Grazie ai suoi studi, Pierre-Kastriot Jashari ha avuto la fortuna di poter lasciare la città natale di Bienne [canton Berna] e interrogarsi sulla propria inclinazione sessuale. «Se non fossi partito non avrei mai avuto lo spazio necessario per affrontare questo percorso», afferma.

«Non mi sentivo a casa in nessun posto»

Il giovane non ha paura di battersi per tracciare il proprio cammino, affrancarsi dai cliché e lottare contro le discriminazioni. Nato a Bienne da genitori rifugiati politici fuggiti dal Kosovo negli anni 1990, ha vissuto la difficoltà di costruirsi un’esistenza al confine tra due culture: «Anche se eravamo ben integrati, a volte ci si faceva capire che non eravamo come gli altri.» «Gli albanesi sono violenti» o «hai la testa piatta», lo schernivano i compagni quando era ragazzino.

Parole che feriscono e lasciano cicatrici profonde: «Ho rifiutato la mia stessa integrazione. Per molto tempo non mi sono sentito svizzero.» Ma non si sente neppure kosovaro quando torna al suo paese d’origine: «Là ci chiamano gli «schatzis» (tesorino, in svizzero tedesco).» In quel periodo trovare l’equilibrio era molto difficile per il giovane: «Non mi sentivo a casa in nessun posto.»

«Non potevo più sforzarmi di fare cose che detesto»

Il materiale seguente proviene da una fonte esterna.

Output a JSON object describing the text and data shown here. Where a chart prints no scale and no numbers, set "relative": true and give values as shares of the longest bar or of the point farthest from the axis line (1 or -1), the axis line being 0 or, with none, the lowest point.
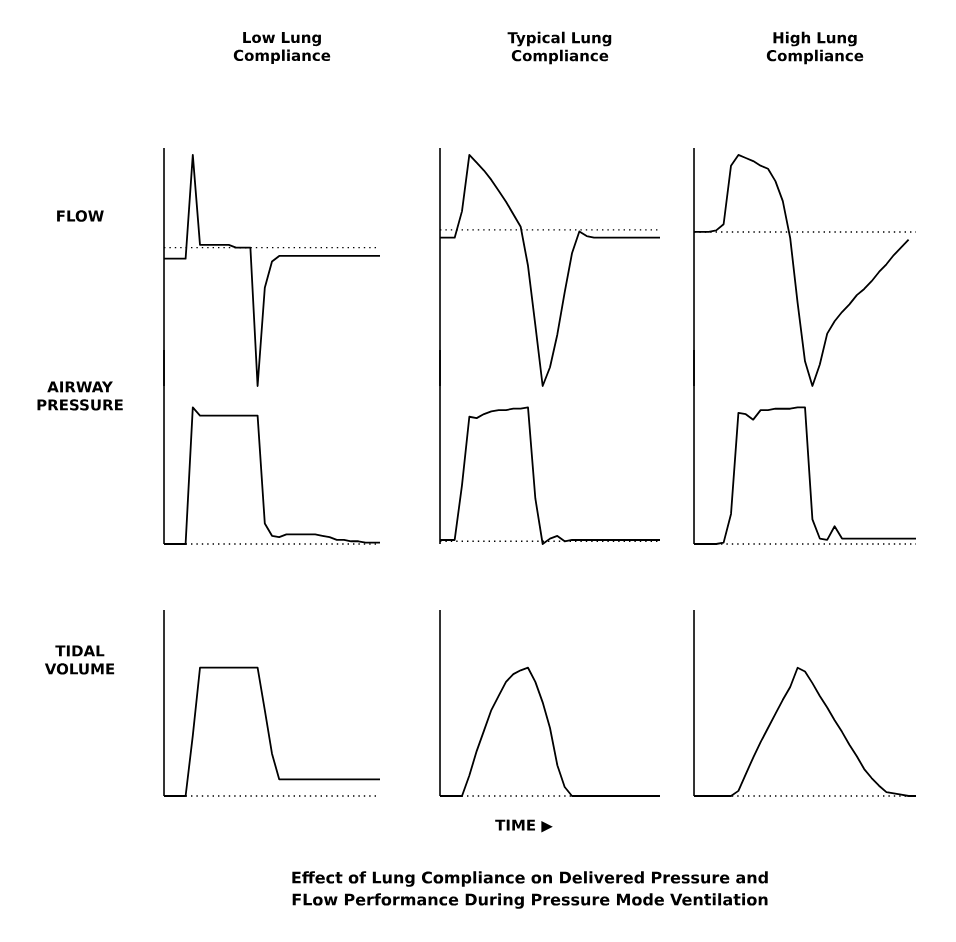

Pierre-Kastriot Jashari adora catturare quest’infanzia tra due mondi già con la videocamera di famiglia. «Filmavo tutto quello che mi si presentava davanti e passavo ore a montare le immagini al pc», rammenta. Grazie a un cugino fotografo, una volta al liceo si procura una macchina fotografica e impara a usarla, quasi in segreto, senza seguire i corsi proposti dalla scuola, dove crede di non essere ben accetto. I suoi docenti scoprono la sua passione soltanto quando decide di dedicare il suo lavoro di maturità alla fotografia, immortalando i volti della gente del suo paese d’origine.

Ma di passione non si vive, bisogna studiare per costruirsi un futuro migliore: questo era stato inculcato al giovane. E così si immatricola al Politecnico federale di Losanna (EPFL). «Dopo il primo giorno ho capito che non potevo più continuare a sforzarmi di fare cose che detesto.» Pierre-Kastriot Jashari cerca allora una formazione nel campo della fotografia e s’iscrive all’ECAL, una scelta difficile da comprendere per chi gli è vicino. «Da noi un lavoro deve rendere. I miei genitori non volevano che seguissi una strada a loro ignota. Ma non ho lasciato loro alcuna scelta.»

«Ho bisogno di far scivolare parte di me stesso nei miei progetti»

La fotografia diventa il suo linguaggio «per esprimersi sull’essere umano». Con il suo primo lavoro di una certa importanza Pierre-Kastriot Jashari presenta in immagini gl’interrogativi «che lo divorano», legati all’inclinazione sessuale. «Ho bisogno di far scivolare parte di me stesso nei miei progetti», ammette. Ora ha posizionato l’obiettivo sui giovani di origini diverse del Giura bernese, una regione periferica alle porte della città di Bienne. Il suo lavoro è stato premiato nel quadro dell’inchiesta fotografica del Giura bernese.Collegamento esterno

Questo riconoscimento gli permette di avvicinarsi all’eterogeneità sociale di questa regione rurale. Il Giura bernese gli ricorda gli incontri con una famiglia di amici albanesi durante la sua infanzia. «Mi ha sempre colpito il contrasto tra l’ambiente tipico di un paesino svizzero e queste famiglie albanesi molto tradizionali», racconta.

Come lui, anche i giovani che incontra devono crescere restando in bilico tra due orizzonti culturali. «Alcuni di loro mi dicono di non sentirsi svizzeri, anche se non sono quasi mai andati al loro paese d’origine.» Una sensazione che comprende appieno.